Chapter 32

636 145 30
                                    

Guys.
Minta pendapat, nih.
Kan harusnya sekarang tuh Ercher udah tamat dan usah masuk awal cerita si CHARAEL. Tapi ingat kan karena aku mager jadinya ngaret parah 🥲🥲

Nah, menurut kalian, nih.
Bagusnya aku kebut Ercher biar bisa masuk Charael, atau tahun ini full buat Ercher aja? 🤣🤣 Jadi slow gitu.

Tolong pencerahannya. Karena mood bergantung sama pembaca. Nggak ada pembaca, cerita gk jalan. Wkwkwk

Tengkyu 😘😘

***

Pagi ini pun Ercher tidak muncul di rumah utama. Sejak Keir tak mempermasalahkan Ercher yang pindah tanpa izin ke paviliun, pria itu makin jarang muncul di rumah utama. Dia menghabiskan banyak waktunya di paviliun. Ditambah lagi sekarang dia sudah punya pelayan pribadi membuat Terra rasanya darah tinggi. Membayangkan Ercher di paviliun dengan Vanilla.

"Aaargg! Aku emosi!"

Jeni menghela napas mendengar teriakan Terra. Padahal sarapan baru saja selesai beberapa menit lalu, Terra langsung kembali ke kamar dan memutuskan untuk tidak keluar hari ini karena tidak mau menemui Vanilla.

Jeni bilang kalau Vanilla pagi-pagi sudah muncul di dapur untuk mempersiapkan sarapan Ercher. Yah, wanita itu rajin. Mungkin karena kewajibannya memang untuk melayani Ercher makanya Vanilla sangat rajin.

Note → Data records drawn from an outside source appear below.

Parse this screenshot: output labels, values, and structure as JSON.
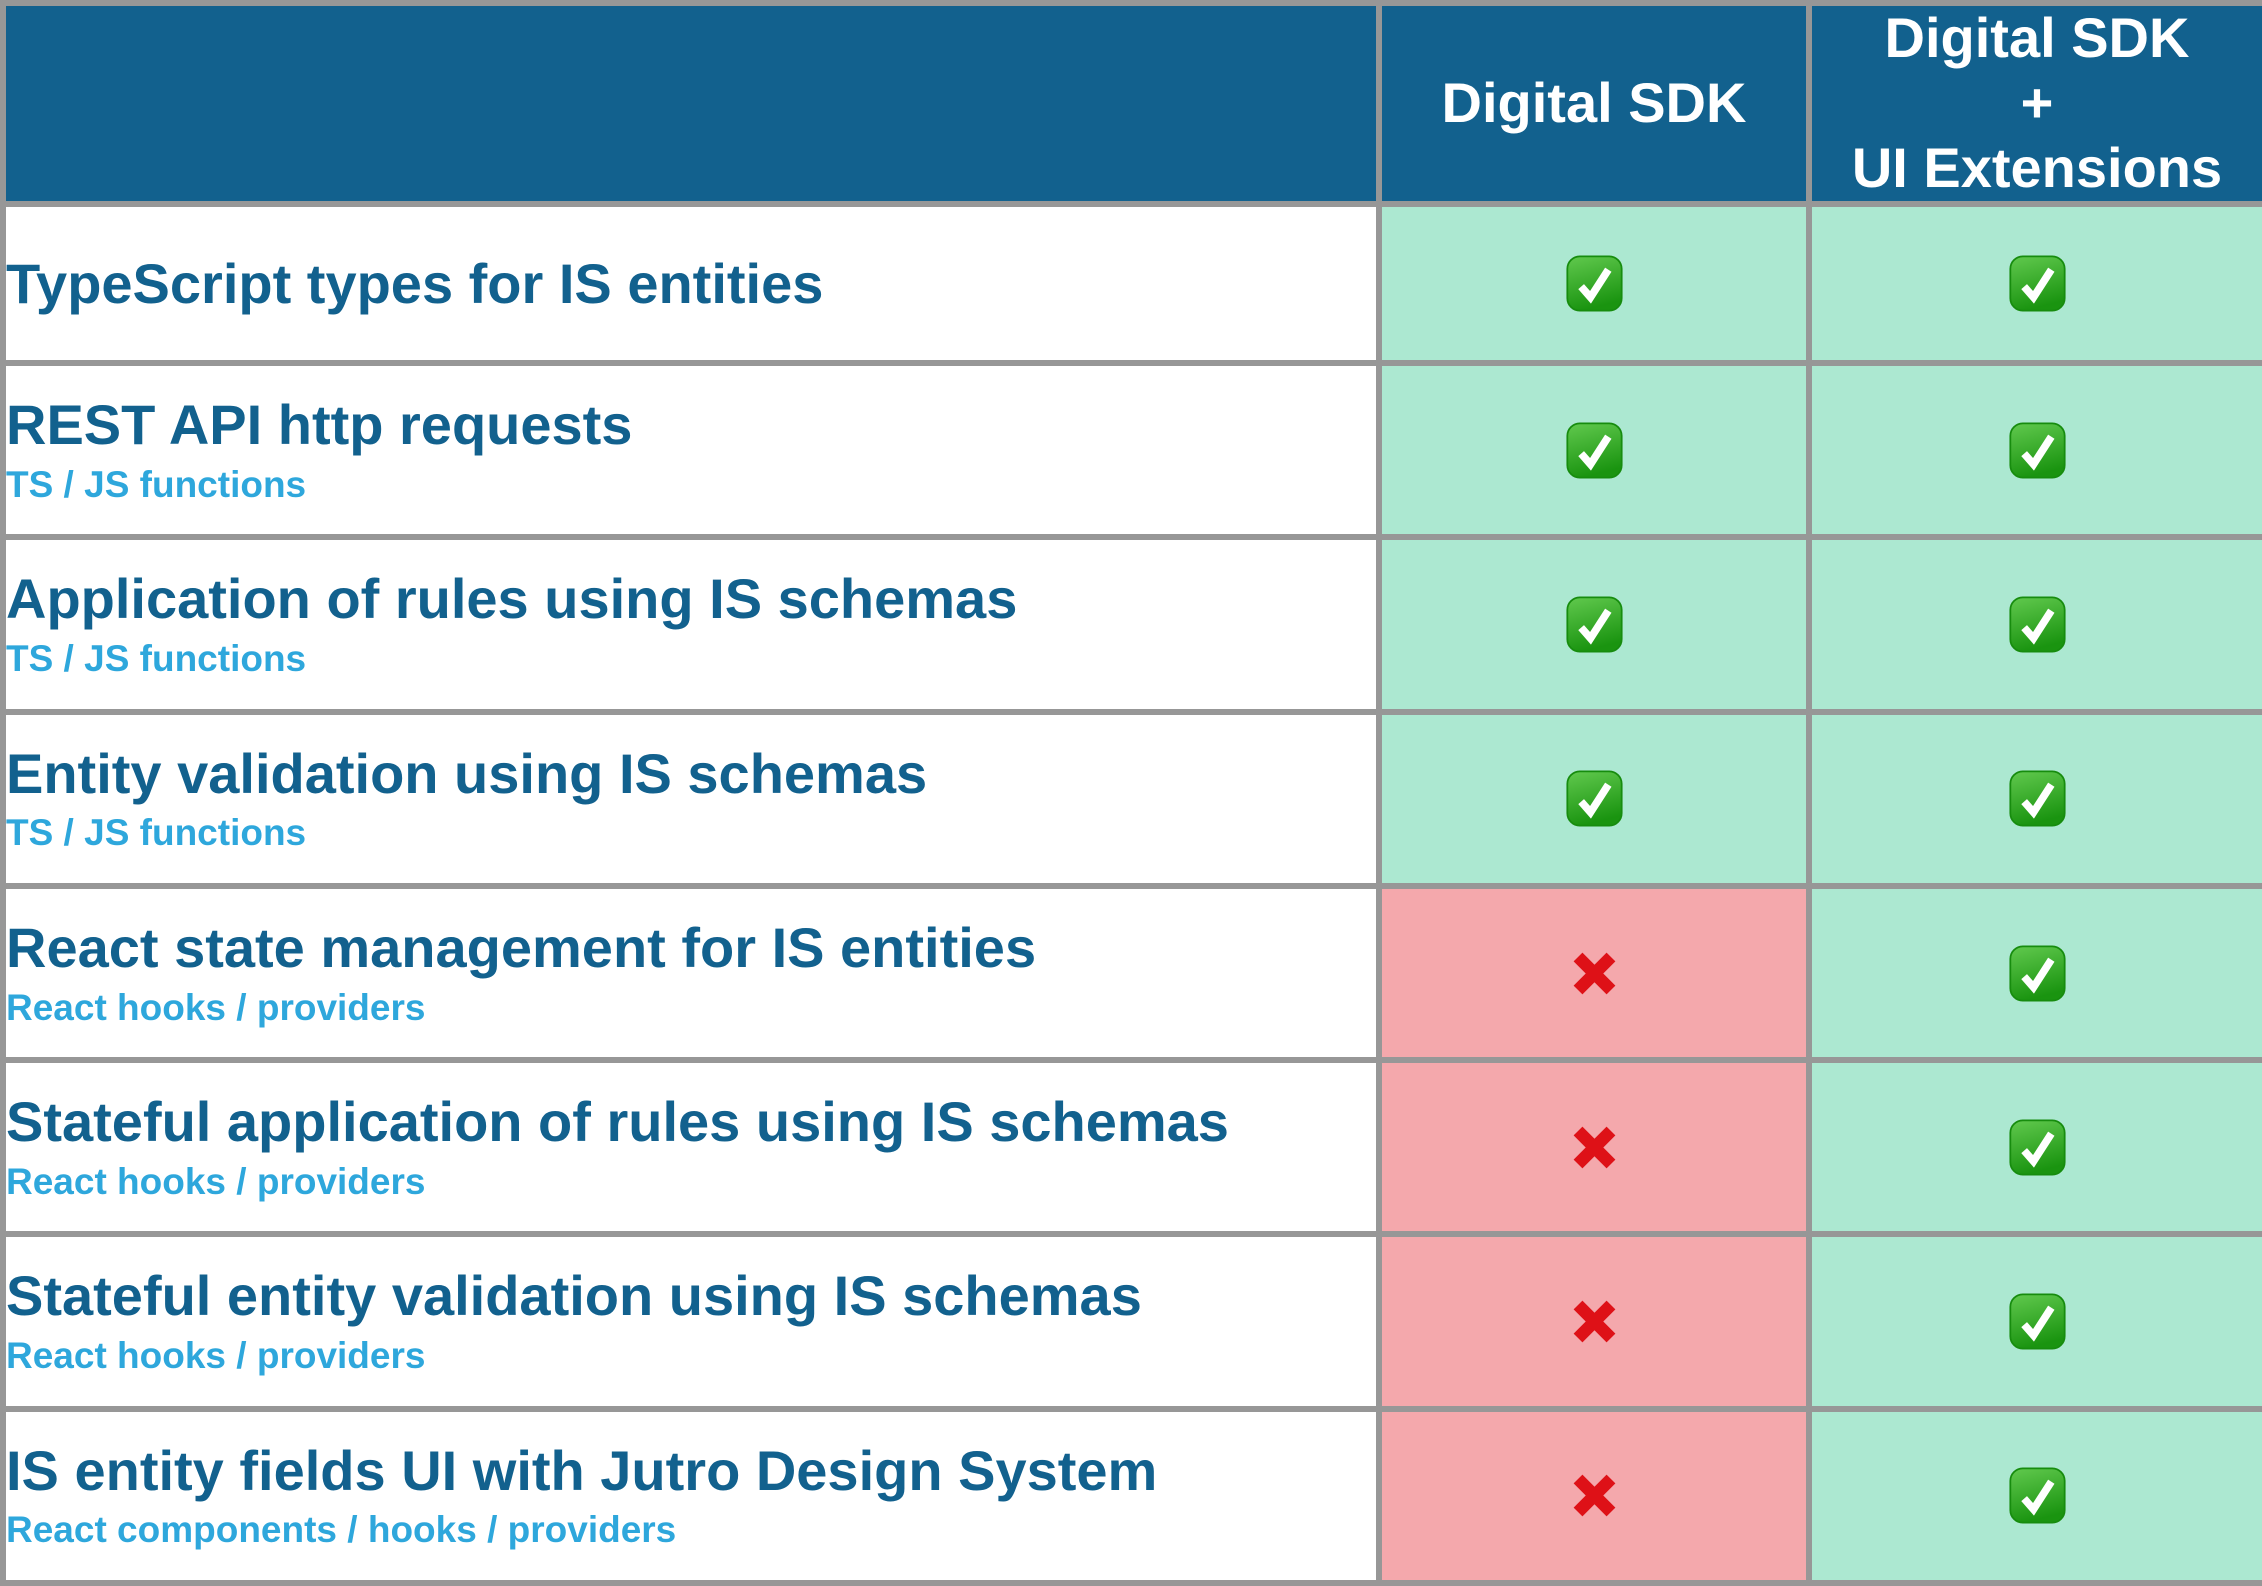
{
  "colors": {
    "header_bg": "#12618E",
    "header_text": "#FFFFFF",
    "title_text": "#12618E",
    "subtitle_text": "#2EA7DC",
    "check_bg": "#ACE8D1",
    "cross_bg": "#F4A8AC",
    "feature_bg": "#FFFFFF",
    "border": "#979797",
    "cross_red": "#DE1117",
    "check_green": "#2AA11C"
  },
  "table": {
    "columns": [
      {
        "label": ""
      },
      {
        "label": "Digital SDK"
      },
      {
        "label": "Digital SDK\n+\nUI Extensions"
      }
    ],
    "rows": [
      {
        "feature": "TypeScript types for IS entities",
        "subtitle": "",
        "digital_sdk": "check",
        "digital_sdk_ui_extensions": "check"
      },
      {
        "feature": "REST API http requests",
        "subtitle": "TS / JS functions",
        "digital_sdk": "check",
        "digital_sdk_ui_extensions": "check"
      },
      {
        "feature": "Application of rules using IS schemas",
        "subtitle": "TS / JS functions",
        "digital_sdk": "check",
        "digital_sdk_ui_extensions": "check"
      },
      {
        "feature": "Entity validation using IS schemas",
        "subtitle": "TS / JS functions",
        "digital_sdk": "check",
        "digital_sdk_ui_extensions": "check"
      },
      {
        "feature": "React state management for IS entities",
        "subtitle": "React hooks / providers",
        "digital_sdk": "cross",
        "digital_sdk_ui_extensions": "check"
      },
      {
        "feature": "Stateful application of rules using IS schemas",
        "subtitle": "React hooks / providers",
        "digital_sdk": "cross",
        "digital_sdk_ui_extensions": "check"
      },
      {
        "feature": "Stateful entity validation using IS schemas",
        "subtitle": "React hooks / providers",
        "digital_sdk": "cross",
        "digital_sdk_ui_extensions": "check"
      },
      {
        "feature": "IS entity fields UI with Jutro Design System",
        "subtitle": "React components / hooks / providers",
        "digital_sdk": "cross",
        "digital_sdk_ui_extensions": "check"
      }
    ]
  },
  "icons": {
    "check": "white checkmark in green rounded square",
    "cross": "red cross mark"
  }
}
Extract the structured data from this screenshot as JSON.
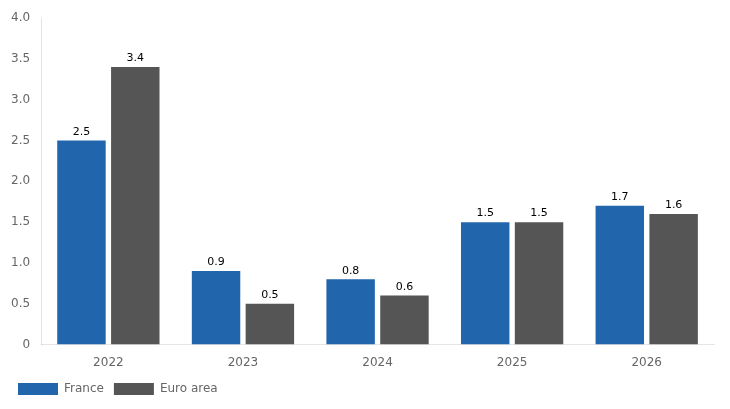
{
  "chart_data": {
    "type": "bar",
    "categories": [
      "2022",
      "2023",
      "2024",
      "2025",
      "2026"
    ],
    "series": [
      {
        "name": "France",
        "color": "#2166AC",
        "values": [
          2.5,
          0.9,
          0.8,
          1.5,
          1.7
        ]
      },
      {
        "name": "Euro area",
        "color": "#555555",
        "values": [
          3.4,
          0.5,
          0.6,
          1.5,
          1.6
        ]
      }
    ],
    "ylim": [
      0,
      4.0
    ],
    "yticks": [
      0,
      0.5,
      {
        "value": 1.0,
        "label": "1.0"
      },
      1.5,
      {
        "value": 2.0,
        "label": "2.0"
      },
      2.5,
      {
        "value": 3.0,
        "label": "3.0"
      },
      3.5,
      {
        "value": 4.0,
        "label": "4.0"
      }
    ],
    "grid": false,
    "legend": "bottom",
    "data_labels": true
  }
}
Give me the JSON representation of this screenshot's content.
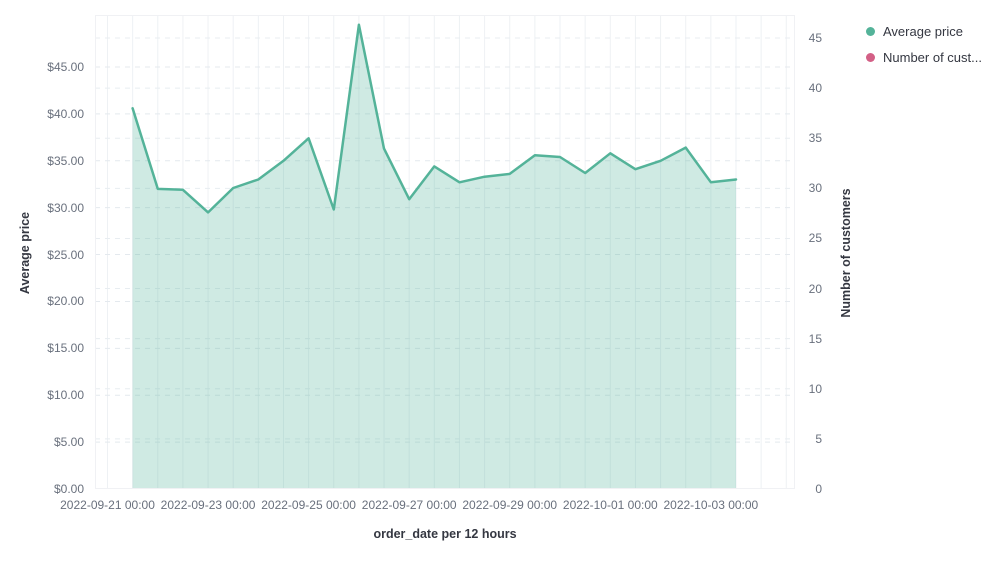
{
  "chart": {
    "legend": {
      "items": [
        {
          "label": "Average price",
          "color": "#54B399"
        },
        {
          "label": "Number of cust...",
          "color": "#D36086"
        }
      ]
    },
    "x_axis": {
      "title": "order_date per 12 hours",
      "labels": [
        "2022-09-21 00:00",
        "2022-09-23 00:00",
        "2022-09-25 00:00",
        "2022-09-27 00:00",
        "2022-09-29 00:00",
        "2022-10-01 00:00",
        "2022-10-03 00:00"
      ]
    },
    "y_axis_left": {
      "title": "Average price",
      "ticks": [
        "$0.00",
        "$5.00",
        "$10.00",
        "$15.00",
        "$20.00",
        "$25.00",
        "$30.00",
        "$35.00",
        "$40.00",
        "$45.00"
      ]
    },
    "y_axis_right": {
      "title": "Number of customers",
      "ticks": [
        "0",
        "5",
        "10",
        "15",
        "20",
        "25",
        "30",
        "35",
        "40",
        "45"
      ]
    }
  },
  "chart_data": {
    "type": "area",
    "title": "",
    "xlabel": "order_date per 12 hours",
    "ylabel_left": "Average price",
    "ylabel_right": "Number of customers",
    "ylim_left": [
      0,
      50.5
    ],
    "ylim_right": [
      0,
      47.3
    ],
    "grid": {
      "vertical": "solid per 12h bucket",
      "horizontal": "dashed, ticks of both axes"
    },
    "legend_position": "top-right",
    "x": [
      "2022-09-21 12:00",
      "2022-09-22 00:00",
      "2022-09-22 12:00",
      "2022-09-23 00:00",
      "2022-09-23 12:00",
      "2022-09-24 00:00",
      "2022-09-24 12:00",
      "2022-09-25 00:00",
      "2022-09-25 12:00",
      "2022-09-26 00:00",
      "2022-09-26 12:00",
      "2022-09-27 00:00",
      "2022-09-27 12:00",
      "2022-09-28 00:00",
      "2022-09-28 12:00",
      "2022-09-29 00:00",
      "2022-09-29 12:00",
      "2022-09-30 00:00",
      "2022-09-30 12:00",
      "2022-10-01 00:00",
      "2022-10-01 12:00",
      "2022-10-02 00:00",
      "2022-10-02 12:00",
      "2022-10-03 00:00",
      "2022-10-03 12:00"
    ],
    "series": [
      {
        "name": "Average price",
        "axis": "left",
        "color": "#54B399",
        "fill": "rgba(84,179,153,0.28)",
        "values": [
          40.6,
          32.0,
          31.9,
          29.5,
          32.1,
          33.0,
          35.0,
          37.4,
          29.8,
          49.5,
          36.3,
          30.9,
          34.4,
          32.7,
          33.3,
          33.6,
          35.6,
          35.4,
          33.7,
          35.8,
          34.1,
          35.0,
          36.4,
          32.7,
          33.0
        ]
      },
      {
        "name": "Number of cust...",
        "axis": "right",
        "color": "#D36086",
        "values": []
      }
    ]
  }
}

Tapi omong-omong, Terra melupakan sesuatu. Malam itu wajah Ercher terluka kan? Tetapi kenapa langsung baik-baik saja? Terus juga kenapa pria itu bisa muncul di dalam rumah, padahal jelas sekali Ercher sedang di lapangan beradu pedang dengan Keir?

Terra menatap punggung Jeni. Apa pelayannya itu tahu sesuatu? Kalaupun Jeni tidak tahu, pasti ayah Terra tahu sesuatu. Mungkin ia harus bertanya pada ayahnya melalui Jeni. Karena cuma Jeni pelayan yang boleh mengirimkan surat langsung pada Viscount Bellidona.

"Jeni?" panggil Terra.

Jeni menoleh. "Ya?"

"Ayo kirim surat untuk Ayah."

"Ha?" Jeni langsung menghampiri Terra. "Kenapa Anda bilang pada saya? Kan Anda bisa melakukannya sendiri."

Terra mengangguk. "Aku ingin kau yang mengirim surat."

Jeni memutar bola mata dan menghela napas. "Nona, jangan membuat ulah."

Terra mengerutkan kening. "Aku tidak membuat ulah. Aku jauh lebih tenang setelah datang ke sini. Aku hanya ingin kau bertanya sesuatu pada Ayah."

Jeni menatap Terra cukup lama. Ia bisa menerima ucapan Terra yang barusan. Jeni akui bahwa Terra benar. Setelah tiba di Monsecc, Terra jauh lebih tenang ketimbang biasanya.

Terra yang Jeni kenal nyaris selama setengah usianya, tak pernah setenang sekarang ini.

Terra Silka Bellidona. Putri bungsu dari pasangan Viscount dan Viscountess Bellidona. Putri dari dua bersaudara. Wanita itu kehilangan ibunya saat melahirkannya. Terra tumbuh dengan kurang kasih sayang karena Viscount Philips adalah orang yang sibuk mengurus wilayah.

Terra adalah orang yang berbanding terbalik dengan sang kakak. Karena kakaknya seorang pria, pendidikan diberikan cukup dini agar bisa dididik sebagai calon penerus Viscount. Terra juga dijadwalkan untuk diberikan pendidikan sejak dini. Namun, Terra akhirnya diputuskan untuk mendapatkan pendidik layaknya bangsawan saat usia 6 tahun.

Akan tetapi karena kurangnya pengetahuan, pendidikan Terra terlambat. Philips yang saat itu juga menjabat sebagai menteri perdagangan luar negeri, jarang bisa memperhatikan anak-anaknya. Akibat dari itu Terra tumbuh menyimpang.